Veteran financial writer Melissa Preddy served as a business writer, editor and columnist for The Detroit News from 1995 to 2008, is a Michigan-based freelance journalist. She writes daily for BusinessJournalism.org and specializes in helping reporters come up with good, unique stories ideas. I recently asked her to elaborate on how she finds good story ideas and resources for localizing those stories. Follow her daily posts.
1. You are always thinking about story ideas. You seem to have what Steve Padilla, an editor at the Los Angeles Times, calls a “story-hunting mindset.” What are some practical things you do to keep yourself on the hunt for stories?

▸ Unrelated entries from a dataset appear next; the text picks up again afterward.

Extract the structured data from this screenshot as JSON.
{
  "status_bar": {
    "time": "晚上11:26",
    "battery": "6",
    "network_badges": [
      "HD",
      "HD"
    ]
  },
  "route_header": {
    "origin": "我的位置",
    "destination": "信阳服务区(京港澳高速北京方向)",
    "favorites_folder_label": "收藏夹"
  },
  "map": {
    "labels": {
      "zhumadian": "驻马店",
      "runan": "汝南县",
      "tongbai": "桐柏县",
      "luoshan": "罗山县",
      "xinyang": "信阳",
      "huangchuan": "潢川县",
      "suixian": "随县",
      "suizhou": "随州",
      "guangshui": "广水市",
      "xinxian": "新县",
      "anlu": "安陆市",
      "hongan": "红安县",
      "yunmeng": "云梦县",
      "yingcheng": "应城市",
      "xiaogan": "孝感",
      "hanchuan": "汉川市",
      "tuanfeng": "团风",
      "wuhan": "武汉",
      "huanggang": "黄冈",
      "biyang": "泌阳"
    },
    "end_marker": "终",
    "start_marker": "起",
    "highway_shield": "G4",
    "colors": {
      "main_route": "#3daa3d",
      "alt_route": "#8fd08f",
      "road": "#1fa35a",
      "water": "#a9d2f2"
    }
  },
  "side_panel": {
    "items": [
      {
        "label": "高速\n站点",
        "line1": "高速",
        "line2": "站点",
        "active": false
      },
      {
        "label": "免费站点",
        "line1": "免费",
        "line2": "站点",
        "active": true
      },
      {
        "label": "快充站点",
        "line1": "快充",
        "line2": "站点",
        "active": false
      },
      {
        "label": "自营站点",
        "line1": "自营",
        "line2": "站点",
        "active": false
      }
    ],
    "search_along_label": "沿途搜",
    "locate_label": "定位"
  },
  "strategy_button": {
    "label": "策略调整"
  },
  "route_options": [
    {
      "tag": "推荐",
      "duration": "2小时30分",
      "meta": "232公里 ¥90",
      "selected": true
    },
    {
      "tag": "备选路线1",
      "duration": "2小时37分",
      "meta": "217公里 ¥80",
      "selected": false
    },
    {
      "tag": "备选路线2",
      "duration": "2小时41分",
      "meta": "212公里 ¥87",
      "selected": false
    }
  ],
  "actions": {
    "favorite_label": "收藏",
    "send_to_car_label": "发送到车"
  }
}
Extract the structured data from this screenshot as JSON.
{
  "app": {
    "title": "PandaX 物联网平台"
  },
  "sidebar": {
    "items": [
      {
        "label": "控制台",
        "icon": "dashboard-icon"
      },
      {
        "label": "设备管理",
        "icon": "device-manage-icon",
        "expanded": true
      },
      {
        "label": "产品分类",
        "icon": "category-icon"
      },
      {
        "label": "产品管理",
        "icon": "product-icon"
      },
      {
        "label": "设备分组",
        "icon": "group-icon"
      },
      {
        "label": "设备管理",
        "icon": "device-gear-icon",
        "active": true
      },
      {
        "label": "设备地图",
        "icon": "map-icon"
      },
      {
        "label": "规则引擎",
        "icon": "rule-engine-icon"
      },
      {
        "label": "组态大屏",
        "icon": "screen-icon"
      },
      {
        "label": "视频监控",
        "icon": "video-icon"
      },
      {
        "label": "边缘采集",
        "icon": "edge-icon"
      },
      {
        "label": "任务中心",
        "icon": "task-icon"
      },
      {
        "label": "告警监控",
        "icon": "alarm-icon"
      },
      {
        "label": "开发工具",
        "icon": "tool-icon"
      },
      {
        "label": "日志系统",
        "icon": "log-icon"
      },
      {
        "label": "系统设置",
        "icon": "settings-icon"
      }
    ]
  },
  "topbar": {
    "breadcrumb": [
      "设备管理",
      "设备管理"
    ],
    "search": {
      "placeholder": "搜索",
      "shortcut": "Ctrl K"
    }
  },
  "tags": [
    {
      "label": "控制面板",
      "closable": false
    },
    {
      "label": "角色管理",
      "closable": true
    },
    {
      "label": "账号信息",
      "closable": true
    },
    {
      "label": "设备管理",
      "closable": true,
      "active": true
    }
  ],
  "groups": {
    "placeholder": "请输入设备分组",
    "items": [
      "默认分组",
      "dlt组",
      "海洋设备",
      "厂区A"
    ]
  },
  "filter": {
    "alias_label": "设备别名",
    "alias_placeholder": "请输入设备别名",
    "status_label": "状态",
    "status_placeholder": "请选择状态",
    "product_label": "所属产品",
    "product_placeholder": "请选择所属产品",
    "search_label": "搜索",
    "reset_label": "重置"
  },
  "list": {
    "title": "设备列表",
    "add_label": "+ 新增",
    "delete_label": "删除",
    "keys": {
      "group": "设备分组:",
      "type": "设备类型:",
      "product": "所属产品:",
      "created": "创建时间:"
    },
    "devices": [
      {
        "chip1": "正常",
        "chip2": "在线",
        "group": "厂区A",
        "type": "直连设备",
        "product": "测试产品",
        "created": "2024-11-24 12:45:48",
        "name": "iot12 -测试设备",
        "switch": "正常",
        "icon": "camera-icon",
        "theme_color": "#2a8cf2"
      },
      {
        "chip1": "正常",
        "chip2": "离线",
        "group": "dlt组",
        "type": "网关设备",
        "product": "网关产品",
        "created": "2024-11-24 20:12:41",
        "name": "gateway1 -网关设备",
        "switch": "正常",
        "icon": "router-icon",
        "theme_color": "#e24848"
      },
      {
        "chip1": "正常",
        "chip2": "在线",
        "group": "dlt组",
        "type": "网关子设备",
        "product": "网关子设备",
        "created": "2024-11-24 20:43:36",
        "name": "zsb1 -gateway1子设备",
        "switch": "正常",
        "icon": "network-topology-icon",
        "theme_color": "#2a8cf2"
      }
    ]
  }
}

Melissa Preddy: I think a good, creative reporter does enjoy the thrill of the hunt, as well as being part armchair sleuth, part amateur psychologist and a shameless snoop. I never let an opportunity pass to ask “How’s business these days?” of everyone from the hair stylist to the dollar-store proprietor to the local bartender — you hear some fascinating details that way and patterns begin to emerge and develop into full-fledged trend stories. Same with spot news — reporters who only deal with executives and PR staff are missing a big opportunity to tap the inside knowledge of rank-and-file workers.
After a while that little mental detective is on the job 24/7, wondering “Why is that local Realtor not giving out free pumpkins and calendars this year?” or “How come that Walgreen’s was replaced with a pawn shop?” or “Why is there wheat sprouting in that field where a new auto-parts plant was supposed to be built this year?” Pull over, get out of the car and ask around.
2. What single best tip do you have for local business reporters in smaller communities who want to keep a watchful eye on local businesses?
Melissa Preddy: Breakfast meetings. Lots of them. The most tuned-in, prolific reporters I know make it a habit to have several informal meals or coffee hours every week with local entrepreneurs, lenders, community development leaders, CEOs and publicists. Many times these people don’t realize that they have newsworthy information to share, or they wait too long to share it, or they’re too uptight during formal interviews. Listen to their challenges and concerns in a relaxed setting, develop relationships off deadline, and you’ll be primed with news before you hit the office in the morning.
3. How would you advise reporters to find good stories with fewer and fewer resources?
Melissa Preddy: To find trends and feature stories, automate as much as possible — make sure you’ve subscribed to RSS feeds, e-mail list-serves, Twitter accounts and other media for industry groups, publications and key companies on your beats. Run a blog on your news organization’s Web site and invite reader participation so your audience feels comfortable coming to you with news. To break news, see above — you have to get out and talk with people every day. It’s a time management challenge but most of us, if we’re honest, could chip out an hour or two a day if we really tried.
4. What do you wish you knew when you started in this business that you know now?
Melissa Preddy: The great thing about journalism is that we’re always honing and refining and continuing to learn, and deadlines come around so often that there is little time to dwell on yesterday’s missteps. But in hindsight I wish I had tackled certain beats more strategically, plotting stories and packages months in advance rather than a few weeks’ worth at any time — with exceptions for spot news, of course. Sit down with a calendar and really think about what’s coming up in the next year, what events you need to cover, where a project might be squeezed in.
Another canny trait I’ve admired in others is: Never stop writing. I’ve taken time out for pure editing stints and found it does tend to erase you from the radar screens of sources and industry colleagues, so I corrected that mistake as quickly as possible. The savvier editors always insisted on keeping a column, a blog, a standing feature — they kept their “brands” intact and have been much more nimble at finding new roles these past few years than those who work solely behind the scenes. Always keep writing and publishing something.